Run for the Hills

I ran, sprinted really, but slowed to a jog as fingers began pointing in my direction. “I won’t be gone long,” I thought, “Just a few hours.” I focused on the silent distant hills. They seemed a sanctuary after months of sprawling cities, chaotic movement, and pointing fingers. I was the only American and the only female teacher at a summer English camp in Asia. Normally, I didn’t venture out without a translator, but today I needed solitude.

A few days before, I blacked out in my hotel bathroom. Presumably, this was from stress, but I’m sure the mixture of undercooked purple octopus legs and beer (that I drank out of necessity – there was no clean water) were partly to blame. The suction cups were especially chewy as I recall. The next thing I remember is coming to with my head perched precariously on the toilet rim. “Thank God I didn’t go in the bowl,” I thought. I still can’t stand the sight of octopus legs. Or beer, for that matter. 

I reflected on this as the pavement turned to steps which led to a lone dirt trail into the hills. Such a trail promised privacy, a hallowed reprieve from the feeling of constant observation. But soon a red charactered sign stared at me from the bushes. I couldn’t read it, but its meaning was clear — NO TRESPASSING. Dire newspaper headlines scrolled through my mind. “Crazy American girl gets lost, dies of dehydration”; “Crazy American runner mauled by mountain lions on deserted hill” ; “Crazy American girl stumbles on mafia hideout after ignoring prominent NO TRESPASSING sign.” But my need for solitude overcame my bent for rule-keeping. I couldn’t turn back now. 

So I ran up, up, up toward the colorless smog filled sky. Trees thick with leaves whipped past, birds sang, and in the distance, the sea. Here the earth was free from her concrete shell, here she didn’t seem so different from home. “Home,” I thought. “Will I ever see home again?” If all went according to plan, of course I would. But at that thought, memories long suppressed began to surface.  

Memories of warm summer nights when young callused feet scaled an ancient pear tree to glimpse a shimmering sunset. Memories of my horse bolting through the trees, of pulling her head around to follow my father’s whistle home for supper. Of my mother’s homemade bread, fresh from the oven, waiting on the counter to be devoured. Of a porch and a fireplace full of laughter, discussion, and safety. Safety. How I missed it. 

I stopped running. Through those brief memories on a deserted trail, I glimpsed a hard reality; life, home, safety were all gifts vulnerable to destruction. One national decision, one personal choice and I could be separated from them for the rest of my life. The home, the people I held dearest were undeniably vulnerable. I was vulnerable. And this was a vulnerability that no empowerment could shatter, no running could escape, and no intellectual thought could overcome. My life would end eventually.
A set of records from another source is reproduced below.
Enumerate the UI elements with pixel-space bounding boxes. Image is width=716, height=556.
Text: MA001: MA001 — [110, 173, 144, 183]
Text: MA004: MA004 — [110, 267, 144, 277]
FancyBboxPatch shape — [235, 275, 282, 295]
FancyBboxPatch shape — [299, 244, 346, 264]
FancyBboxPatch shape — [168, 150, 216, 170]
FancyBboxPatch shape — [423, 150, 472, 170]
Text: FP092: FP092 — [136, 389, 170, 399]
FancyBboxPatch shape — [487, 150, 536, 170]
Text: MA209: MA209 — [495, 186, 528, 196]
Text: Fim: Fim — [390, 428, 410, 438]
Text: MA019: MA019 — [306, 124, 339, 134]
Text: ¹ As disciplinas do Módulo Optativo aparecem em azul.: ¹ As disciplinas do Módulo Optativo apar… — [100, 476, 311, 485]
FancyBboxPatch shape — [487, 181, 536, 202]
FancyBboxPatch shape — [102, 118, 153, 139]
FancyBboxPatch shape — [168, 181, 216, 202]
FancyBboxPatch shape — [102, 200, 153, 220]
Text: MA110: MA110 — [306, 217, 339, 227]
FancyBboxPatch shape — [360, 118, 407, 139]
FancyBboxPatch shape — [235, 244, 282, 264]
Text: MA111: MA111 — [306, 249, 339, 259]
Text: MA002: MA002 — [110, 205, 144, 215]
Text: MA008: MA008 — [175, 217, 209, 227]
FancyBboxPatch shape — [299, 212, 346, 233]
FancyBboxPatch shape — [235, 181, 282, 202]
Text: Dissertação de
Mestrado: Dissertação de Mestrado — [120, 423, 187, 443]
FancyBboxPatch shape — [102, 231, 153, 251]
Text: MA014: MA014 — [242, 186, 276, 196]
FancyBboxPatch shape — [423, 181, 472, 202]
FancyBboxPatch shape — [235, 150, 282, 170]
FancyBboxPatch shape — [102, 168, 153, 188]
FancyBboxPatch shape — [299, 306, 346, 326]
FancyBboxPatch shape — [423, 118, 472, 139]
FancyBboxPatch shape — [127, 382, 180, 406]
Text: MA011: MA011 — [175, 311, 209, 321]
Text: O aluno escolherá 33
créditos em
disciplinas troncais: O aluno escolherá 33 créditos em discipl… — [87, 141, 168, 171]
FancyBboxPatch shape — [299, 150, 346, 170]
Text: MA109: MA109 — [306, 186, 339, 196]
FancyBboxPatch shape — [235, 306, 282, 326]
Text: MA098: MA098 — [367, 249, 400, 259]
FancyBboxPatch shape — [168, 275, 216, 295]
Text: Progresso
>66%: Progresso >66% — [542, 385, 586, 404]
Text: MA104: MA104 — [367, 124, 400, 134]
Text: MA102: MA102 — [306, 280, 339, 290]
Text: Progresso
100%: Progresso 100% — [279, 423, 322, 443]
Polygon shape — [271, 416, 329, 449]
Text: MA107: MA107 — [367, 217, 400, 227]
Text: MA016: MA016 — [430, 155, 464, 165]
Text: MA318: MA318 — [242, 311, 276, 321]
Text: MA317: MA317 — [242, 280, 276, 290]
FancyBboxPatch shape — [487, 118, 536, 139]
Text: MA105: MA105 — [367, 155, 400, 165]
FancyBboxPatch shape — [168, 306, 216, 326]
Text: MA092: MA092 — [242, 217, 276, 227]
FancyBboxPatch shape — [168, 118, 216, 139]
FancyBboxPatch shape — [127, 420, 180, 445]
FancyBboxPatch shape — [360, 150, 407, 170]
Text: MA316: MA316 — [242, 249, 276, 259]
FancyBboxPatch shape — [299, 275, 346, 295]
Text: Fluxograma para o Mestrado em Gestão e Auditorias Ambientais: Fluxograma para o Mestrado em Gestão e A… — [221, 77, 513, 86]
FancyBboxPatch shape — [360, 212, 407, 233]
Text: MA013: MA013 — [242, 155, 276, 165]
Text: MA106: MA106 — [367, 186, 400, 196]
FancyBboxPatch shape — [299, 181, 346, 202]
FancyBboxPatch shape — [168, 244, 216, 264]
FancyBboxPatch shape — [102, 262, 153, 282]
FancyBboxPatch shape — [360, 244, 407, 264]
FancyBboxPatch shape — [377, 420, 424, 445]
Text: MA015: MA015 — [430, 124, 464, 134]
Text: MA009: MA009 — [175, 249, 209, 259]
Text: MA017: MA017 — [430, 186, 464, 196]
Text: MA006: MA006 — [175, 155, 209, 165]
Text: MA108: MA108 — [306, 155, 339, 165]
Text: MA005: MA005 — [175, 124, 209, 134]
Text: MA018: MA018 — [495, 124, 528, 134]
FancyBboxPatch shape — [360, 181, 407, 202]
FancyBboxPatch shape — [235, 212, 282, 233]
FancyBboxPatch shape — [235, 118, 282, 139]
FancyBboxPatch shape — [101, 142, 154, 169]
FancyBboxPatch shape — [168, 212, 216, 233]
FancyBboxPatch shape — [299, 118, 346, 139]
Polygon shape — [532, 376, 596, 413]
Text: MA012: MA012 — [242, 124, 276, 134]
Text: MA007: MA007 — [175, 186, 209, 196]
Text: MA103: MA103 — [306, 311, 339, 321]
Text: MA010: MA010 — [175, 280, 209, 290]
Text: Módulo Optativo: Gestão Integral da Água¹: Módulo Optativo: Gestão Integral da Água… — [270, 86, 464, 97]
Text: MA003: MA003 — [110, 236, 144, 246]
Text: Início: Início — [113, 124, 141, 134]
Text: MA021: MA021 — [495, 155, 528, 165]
And I had no control over the loss I would experience between now and then.  

I started running again, hounded by this realization. Soon the trail widened and then ended abruptly as I rounded a corner. Before me rose a massive ornate gate with golden characters on it. The courtyard looked deserted. “Shouldn’t there be a guard?” I thought. I walked through the gate past an enormous concrete fountain with concrete pools that were completely dry. I barely noticed them, though, as I stared at the scene in front of me. Rows on rows of square concrete blocks rose up the hillside, and to my right, I heard loud voices and clanging shovels. Then I saw it: fresh dirt. I had stumbled into a graveyard.   

Vulnerability, it seems, is a universal condition.